At her Danish school, which is called gymnasium instead of high school, she must take her own food for lunch. Here, she can buy items she says.
“Homework is kind of the same amount,” she says. “It’s just graded differently. Here everything is graded. In Denmark we only get a grade on just some of the things we do.”
Other differences between the U.S. and Denmark that she has noticed is the transportation.
“Here, everyone has a car and drives everywhere,” she says. “In Denmark we go everywhere by bus and train.”
She lives just five minutes from her school and walks every day.
Robertsen is from the city of Ballerup, north and west of Copenhagen. It is about the size of Mankato, she says.
Her father, Per, is a computer expert and works in IT. Her mother, Helle, is an interior designer. She also has a younger brother, Simon, age 13.
“People from Denmark are sometimes called the Happy Danes,” she says. “I think that is because someone once said Denmark was the happiest place on Earth.”
Robertsen is not so sure about that. She is pretty happy to be in Blue Earth.
So far she has been to Mankato shopping and to Fairmont to go boating on lakes.
“We are going to Florida in March,” she says with a smile.
While there is snow and cold in Denmark it is not to the same degree as in Minnesota.

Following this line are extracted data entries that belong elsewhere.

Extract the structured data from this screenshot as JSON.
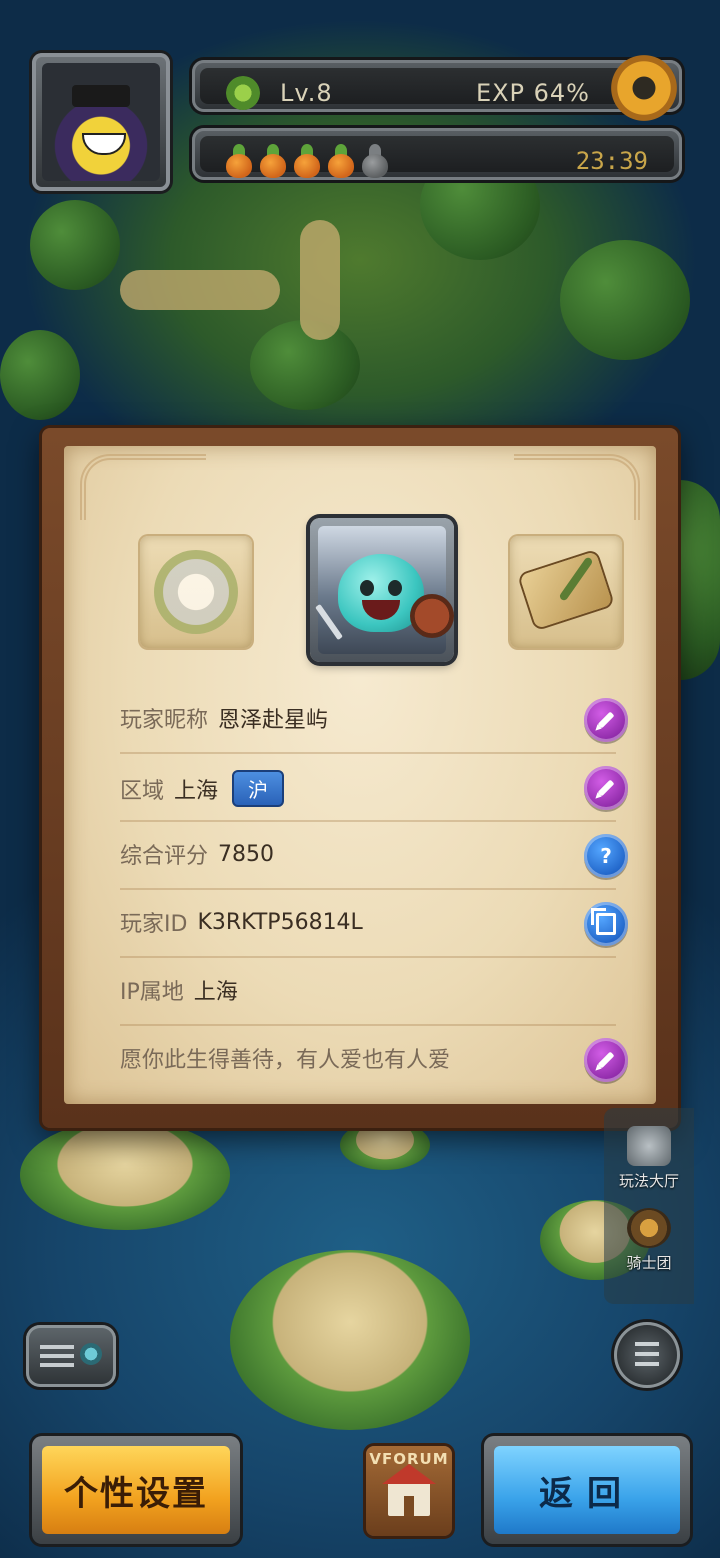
{
  "hud": {
    "level": "Lv.8",
    "exp": "EXP 64%",
    "time": "23:39",
    "carrots_total": 5,
    "carrots_filled": 4
  },
  "profile": {
    "rows": [
      {
        "label": "玩家昵称",
        "value": "恩泽赴星屿",
        "action_icon": "edit-icon"
      },
      {
        "label": "区域",
        "value": "上海",
        "tag": "沪",
        "action_icon": "edit-icon"
      },
      {
        "label": "综合评分",
        "value": "7850",
        "action_icon": "help-icon"
      },
      {
        "label": "玩家ID",
        "value": "K3RKTP56814L",
        "action_icon": "copy-icon"
      },
      {
        "label": "IP属地",
        "value": "上海"
      },
      {
        "label": "",
        "value": "愿你此生得善待，有人爱也有人爱",
        "action_icon": "edit-icon"
      }
    ],
    "help_glyph": "?"
  },
  "side_menu": {
    "items": [
      {
        "label": "玩法大厅",
        "icon": "gamepad-icon"
      },
      {
        "label": "骑士团",
        "icon": "trophy-icon"
      }
    ]
  },
  "forum": {
    "label": "VFORUM"
  },
  "buttons": {
    "personal": "个性设置",
    "back": "返回"
  },
  "colors": {
    "edit_button": "#8e2aa8",
    "info_button": "#1f63c7",
    "personal_button": "#f2a21f",
    "back_button": "#3aa3ea"
  }
}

“I don’t know what she will do when winter hits,” Bruce Anderson says. “She already is cold all the time. She will need a trip to Florida.”
This is the second time the Andersons have hosted an exchange student. The first time, a couple of years ago, they had not planned on doing so, but ended up taking in a student who needed a new home to stay in.
“It was a pretty good experience,” Becky Anderson says. “So, we decided to do it again.”
Besides basketball, Robertsen has two other main interests that might get her through the winter months in Blue Earth.
“I have played piano since I was seven or eight too,” she says. “I like to play.”
And, her favorite activity is to watch movies.
“My favorite movies are the Hunger Games movies,” she says. “But I love to watch all kinds of movies.”
So when she isn’t busy playing basketball, she can always watch a movie on a snowy Minnesota night.